And Adam said, "Lord, when I was in the garden, you walked with me every day. Now I do not see you anymore. I am lonesome and it is difficult for me to remember how much you love me."
God said, "No problem! I will create a companion for you that will be with you forever and who will be a reflection of my love for you, so that you will know I love you, even when you cannot see me. Regardless of how selfish and childish and unlovable you may be, this new companion will accept you as you are and will love you as I do, in spite of yourself."
God created a new animal to be a companion for Adam. And it was a good animal. And God was pleased. And the new animal was pleased to be with Adam and he wagged his tail. And Adam said, "But Lord, I have already named all the animals in the Kingdom and all the good names are taken and I cannot think of a name for this new animal."
And God said, "No problem! Because I have created this new animal to be a reflection of my love for you, his name will be a reflection of my own name, and you will call him DOG."
And Dog lived with Adam and was a companion to him and loved him. And Adam was comforted. And God was pleased. And Dog was content and wagged his tail.
After a while, it came to pass that Adam's Guardian Angel came to the Lord and said, "Lord, Adam has become filled with pride. He struts and preens like a peacock and he believes he is worthy of adoration. Dog has indeed taught him that he is loved, but no one has taught him humility."
And the Lord said, "No problem! I will create for him a companion who will be with him forever and who will see him as he is. The companion will remind him of his limitations, so he will know that he is not always worthy of adoration."
And God created CAT to be a companion to Adam. And Cat would not obey Adam. And when Adam gazed into Cat's eyes, he was reminded that he was not the supreme being.
And Adam learned humility.
And God was pleased. And Adam was greatly improved. And Cat did not care one way or the other.
Debby wasn't home, and it was getting awfully late. Not knowing any of her girlfriend's phone numbers, her Mother fired-up Debbi's computer & saw a list of e-mail addresses. She sent a note to each name asking if they knew where her daughter was.
Within twenty minutes, she got back 16 replies all saying that she wasn't to worry, that Debby was spending the night at their house and had neglected to telephone.
When I was in high-school, Joel, a buddy of mine & I were discussing a girl from French class we had both befriended. Her family had recently relocated to the metro area from a farm way out in the sticks. We both agreed that we'd never met a sweeter girl before, but she was too naive & trusting. Joel said, "Listen, for her own good, and as her friends, we've got to teach her quickly what's right & what's wrong." I replied, "Agreed! You teach her what's right"

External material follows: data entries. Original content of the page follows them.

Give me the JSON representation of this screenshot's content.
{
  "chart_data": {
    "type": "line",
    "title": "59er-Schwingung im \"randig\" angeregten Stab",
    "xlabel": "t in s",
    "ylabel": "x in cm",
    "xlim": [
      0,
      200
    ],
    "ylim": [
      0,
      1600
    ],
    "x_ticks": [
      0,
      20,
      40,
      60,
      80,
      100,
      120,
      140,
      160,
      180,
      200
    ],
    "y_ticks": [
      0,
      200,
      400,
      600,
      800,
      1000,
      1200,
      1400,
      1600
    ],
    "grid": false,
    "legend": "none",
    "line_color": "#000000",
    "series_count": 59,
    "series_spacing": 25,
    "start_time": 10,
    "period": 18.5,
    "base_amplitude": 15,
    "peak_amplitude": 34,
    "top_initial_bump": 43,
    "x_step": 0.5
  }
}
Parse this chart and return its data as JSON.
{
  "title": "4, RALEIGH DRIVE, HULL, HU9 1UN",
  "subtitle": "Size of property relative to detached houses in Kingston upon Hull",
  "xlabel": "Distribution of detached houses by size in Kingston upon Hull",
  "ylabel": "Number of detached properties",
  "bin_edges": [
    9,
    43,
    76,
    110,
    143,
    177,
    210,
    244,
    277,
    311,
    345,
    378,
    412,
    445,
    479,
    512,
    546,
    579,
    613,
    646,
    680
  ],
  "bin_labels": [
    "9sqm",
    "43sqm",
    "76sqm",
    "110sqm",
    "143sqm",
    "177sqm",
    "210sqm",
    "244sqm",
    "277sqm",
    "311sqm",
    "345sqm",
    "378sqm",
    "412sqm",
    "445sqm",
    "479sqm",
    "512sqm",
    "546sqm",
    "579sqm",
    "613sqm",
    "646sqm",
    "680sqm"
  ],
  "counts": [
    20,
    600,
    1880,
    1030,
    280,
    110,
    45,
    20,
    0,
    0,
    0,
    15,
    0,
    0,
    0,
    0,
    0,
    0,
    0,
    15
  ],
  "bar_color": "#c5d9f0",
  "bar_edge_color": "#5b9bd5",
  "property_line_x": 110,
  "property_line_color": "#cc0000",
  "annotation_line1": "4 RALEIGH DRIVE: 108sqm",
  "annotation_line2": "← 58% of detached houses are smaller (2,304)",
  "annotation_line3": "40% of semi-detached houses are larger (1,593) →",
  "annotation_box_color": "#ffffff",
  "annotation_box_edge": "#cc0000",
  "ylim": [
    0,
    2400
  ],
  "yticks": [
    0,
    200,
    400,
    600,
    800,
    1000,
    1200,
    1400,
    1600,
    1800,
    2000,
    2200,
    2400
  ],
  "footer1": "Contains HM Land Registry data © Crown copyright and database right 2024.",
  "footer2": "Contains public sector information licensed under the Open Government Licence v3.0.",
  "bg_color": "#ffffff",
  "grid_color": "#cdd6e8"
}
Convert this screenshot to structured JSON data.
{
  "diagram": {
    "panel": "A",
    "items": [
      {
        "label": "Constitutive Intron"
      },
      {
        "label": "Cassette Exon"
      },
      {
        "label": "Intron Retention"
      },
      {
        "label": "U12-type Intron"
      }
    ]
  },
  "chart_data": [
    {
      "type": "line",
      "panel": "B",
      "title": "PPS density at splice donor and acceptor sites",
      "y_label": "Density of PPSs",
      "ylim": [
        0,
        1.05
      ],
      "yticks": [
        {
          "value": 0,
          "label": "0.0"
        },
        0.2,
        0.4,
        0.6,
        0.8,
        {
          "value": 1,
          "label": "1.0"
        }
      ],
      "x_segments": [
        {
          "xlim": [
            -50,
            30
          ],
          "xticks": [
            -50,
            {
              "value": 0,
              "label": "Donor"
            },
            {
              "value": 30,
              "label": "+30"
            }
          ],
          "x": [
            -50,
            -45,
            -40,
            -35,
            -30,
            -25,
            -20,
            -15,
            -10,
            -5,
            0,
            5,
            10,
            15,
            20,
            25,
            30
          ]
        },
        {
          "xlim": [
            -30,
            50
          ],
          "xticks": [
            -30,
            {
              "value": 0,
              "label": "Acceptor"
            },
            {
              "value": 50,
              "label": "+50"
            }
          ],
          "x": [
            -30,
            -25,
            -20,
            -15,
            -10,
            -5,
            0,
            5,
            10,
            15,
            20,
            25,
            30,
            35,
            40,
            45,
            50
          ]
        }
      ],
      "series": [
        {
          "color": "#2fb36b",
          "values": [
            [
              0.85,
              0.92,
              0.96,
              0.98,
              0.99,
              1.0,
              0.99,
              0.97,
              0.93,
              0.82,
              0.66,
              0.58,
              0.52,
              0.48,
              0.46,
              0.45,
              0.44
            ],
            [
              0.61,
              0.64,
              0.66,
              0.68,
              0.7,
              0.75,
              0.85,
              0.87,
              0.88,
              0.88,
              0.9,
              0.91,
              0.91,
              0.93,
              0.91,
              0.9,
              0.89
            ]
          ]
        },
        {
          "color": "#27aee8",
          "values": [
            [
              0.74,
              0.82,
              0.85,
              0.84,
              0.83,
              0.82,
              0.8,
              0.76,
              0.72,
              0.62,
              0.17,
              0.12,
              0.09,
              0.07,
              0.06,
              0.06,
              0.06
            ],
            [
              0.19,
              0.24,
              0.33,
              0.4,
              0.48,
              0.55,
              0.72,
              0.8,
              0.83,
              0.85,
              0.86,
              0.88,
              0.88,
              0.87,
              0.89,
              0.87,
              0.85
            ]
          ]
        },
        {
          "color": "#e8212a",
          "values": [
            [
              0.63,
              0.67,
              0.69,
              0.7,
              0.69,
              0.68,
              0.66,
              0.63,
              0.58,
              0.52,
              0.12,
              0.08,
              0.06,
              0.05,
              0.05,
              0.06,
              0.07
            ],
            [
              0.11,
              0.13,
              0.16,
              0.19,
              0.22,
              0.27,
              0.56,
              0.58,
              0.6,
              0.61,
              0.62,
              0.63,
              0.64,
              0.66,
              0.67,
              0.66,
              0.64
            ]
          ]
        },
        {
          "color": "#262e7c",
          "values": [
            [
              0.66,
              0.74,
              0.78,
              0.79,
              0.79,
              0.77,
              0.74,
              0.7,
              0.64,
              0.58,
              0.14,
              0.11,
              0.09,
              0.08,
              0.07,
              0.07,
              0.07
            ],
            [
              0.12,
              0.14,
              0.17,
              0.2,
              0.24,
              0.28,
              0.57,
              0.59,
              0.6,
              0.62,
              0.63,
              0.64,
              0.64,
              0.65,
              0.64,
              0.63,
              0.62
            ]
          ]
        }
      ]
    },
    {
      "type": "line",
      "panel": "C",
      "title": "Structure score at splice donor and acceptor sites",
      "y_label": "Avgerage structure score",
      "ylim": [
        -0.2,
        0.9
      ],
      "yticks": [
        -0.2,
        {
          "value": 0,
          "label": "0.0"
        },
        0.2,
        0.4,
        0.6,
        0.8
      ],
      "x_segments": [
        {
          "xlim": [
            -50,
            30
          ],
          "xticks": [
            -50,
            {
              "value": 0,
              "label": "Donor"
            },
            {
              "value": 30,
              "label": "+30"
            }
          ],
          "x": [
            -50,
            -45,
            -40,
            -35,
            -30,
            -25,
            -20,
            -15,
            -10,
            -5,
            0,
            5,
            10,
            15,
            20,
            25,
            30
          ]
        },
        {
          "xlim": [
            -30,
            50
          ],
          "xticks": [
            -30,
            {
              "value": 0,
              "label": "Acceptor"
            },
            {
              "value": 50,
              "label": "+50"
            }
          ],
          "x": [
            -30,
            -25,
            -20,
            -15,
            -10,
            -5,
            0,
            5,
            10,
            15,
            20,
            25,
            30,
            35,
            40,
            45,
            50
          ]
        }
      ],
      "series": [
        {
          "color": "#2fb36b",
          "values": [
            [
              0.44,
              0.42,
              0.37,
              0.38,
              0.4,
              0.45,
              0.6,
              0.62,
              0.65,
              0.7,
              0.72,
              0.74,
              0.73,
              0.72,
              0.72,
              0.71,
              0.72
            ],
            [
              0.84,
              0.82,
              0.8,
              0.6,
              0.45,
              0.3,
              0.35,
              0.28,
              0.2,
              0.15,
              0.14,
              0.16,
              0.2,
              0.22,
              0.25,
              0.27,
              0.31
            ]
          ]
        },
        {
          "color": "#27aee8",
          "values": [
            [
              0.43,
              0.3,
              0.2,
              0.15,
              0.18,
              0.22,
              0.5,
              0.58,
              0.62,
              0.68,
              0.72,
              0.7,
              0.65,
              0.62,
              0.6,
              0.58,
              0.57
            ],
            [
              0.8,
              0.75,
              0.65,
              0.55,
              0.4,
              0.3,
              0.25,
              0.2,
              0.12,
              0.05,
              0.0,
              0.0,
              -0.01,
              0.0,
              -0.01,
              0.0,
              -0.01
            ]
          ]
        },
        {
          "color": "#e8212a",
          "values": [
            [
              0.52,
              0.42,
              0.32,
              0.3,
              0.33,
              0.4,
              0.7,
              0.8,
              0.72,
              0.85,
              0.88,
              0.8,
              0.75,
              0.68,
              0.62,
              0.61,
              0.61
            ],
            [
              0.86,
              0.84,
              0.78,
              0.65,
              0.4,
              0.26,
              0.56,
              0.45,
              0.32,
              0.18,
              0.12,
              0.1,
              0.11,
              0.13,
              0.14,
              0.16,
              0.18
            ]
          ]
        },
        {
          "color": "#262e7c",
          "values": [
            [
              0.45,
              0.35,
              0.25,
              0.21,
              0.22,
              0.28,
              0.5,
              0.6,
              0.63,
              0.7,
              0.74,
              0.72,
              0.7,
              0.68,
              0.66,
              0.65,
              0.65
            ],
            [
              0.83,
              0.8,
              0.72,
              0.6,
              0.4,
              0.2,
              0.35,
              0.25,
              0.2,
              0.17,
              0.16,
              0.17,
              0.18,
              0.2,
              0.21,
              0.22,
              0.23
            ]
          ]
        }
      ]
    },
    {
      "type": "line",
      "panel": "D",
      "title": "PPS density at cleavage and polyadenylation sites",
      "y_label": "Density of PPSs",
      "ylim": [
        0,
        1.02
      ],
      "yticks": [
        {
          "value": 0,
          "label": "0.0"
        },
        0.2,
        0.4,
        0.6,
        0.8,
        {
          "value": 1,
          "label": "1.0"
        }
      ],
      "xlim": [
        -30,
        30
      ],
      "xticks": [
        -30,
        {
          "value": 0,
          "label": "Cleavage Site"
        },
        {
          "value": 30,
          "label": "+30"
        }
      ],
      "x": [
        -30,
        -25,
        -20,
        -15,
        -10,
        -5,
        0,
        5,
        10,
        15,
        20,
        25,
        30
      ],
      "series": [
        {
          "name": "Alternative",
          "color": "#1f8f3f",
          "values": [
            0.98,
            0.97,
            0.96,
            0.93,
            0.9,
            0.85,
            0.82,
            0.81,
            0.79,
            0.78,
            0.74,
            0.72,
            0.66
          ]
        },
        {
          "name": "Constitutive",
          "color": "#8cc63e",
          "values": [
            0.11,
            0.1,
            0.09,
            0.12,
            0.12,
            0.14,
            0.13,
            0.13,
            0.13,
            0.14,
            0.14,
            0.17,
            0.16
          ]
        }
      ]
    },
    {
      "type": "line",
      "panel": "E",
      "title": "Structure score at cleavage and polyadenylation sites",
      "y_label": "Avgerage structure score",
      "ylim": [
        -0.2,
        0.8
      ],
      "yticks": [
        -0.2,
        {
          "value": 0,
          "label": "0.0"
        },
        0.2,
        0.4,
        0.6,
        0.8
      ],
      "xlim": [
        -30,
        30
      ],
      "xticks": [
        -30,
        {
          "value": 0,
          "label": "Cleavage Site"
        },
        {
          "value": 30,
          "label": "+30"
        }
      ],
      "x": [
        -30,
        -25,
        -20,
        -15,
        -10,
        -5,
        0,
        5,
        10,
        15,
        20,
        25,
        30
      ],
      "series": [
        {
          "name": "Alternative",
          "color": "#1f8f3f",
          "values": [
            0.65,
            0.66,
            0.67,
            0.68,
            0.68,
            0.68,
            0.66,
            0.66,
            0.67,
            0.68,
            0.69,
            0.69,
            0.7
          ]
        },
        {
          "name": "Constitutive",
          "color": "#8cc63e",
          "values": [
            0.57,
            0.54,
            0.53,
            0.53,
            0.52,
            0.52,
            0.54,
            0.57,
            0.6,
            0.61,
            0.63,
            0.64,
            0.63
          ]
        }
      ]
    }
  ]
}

At a school in Oregon, the young girls were just starting to wear lipstick. They would go into the bathroom and put on their lipstick and kiss the mirror to blot it. The janitor was having a terrible time trying to get the mirror clean and keep it clean. He talked to the principle and the principle tried to talk to the girls, explaining how hard it was to clean the mirror of the lipstick.
It did no good, so he had all the girls come into the bathroom with the janitor so he could show them how hard it was to clean the mirror. The janitor took the scrub brush and scrubbed and scrubbed, the mirror was still a mess, and then he dipped the brush in the toilet and went back to the mirror and scrubbed again.
There has been no one kissing the mirror since.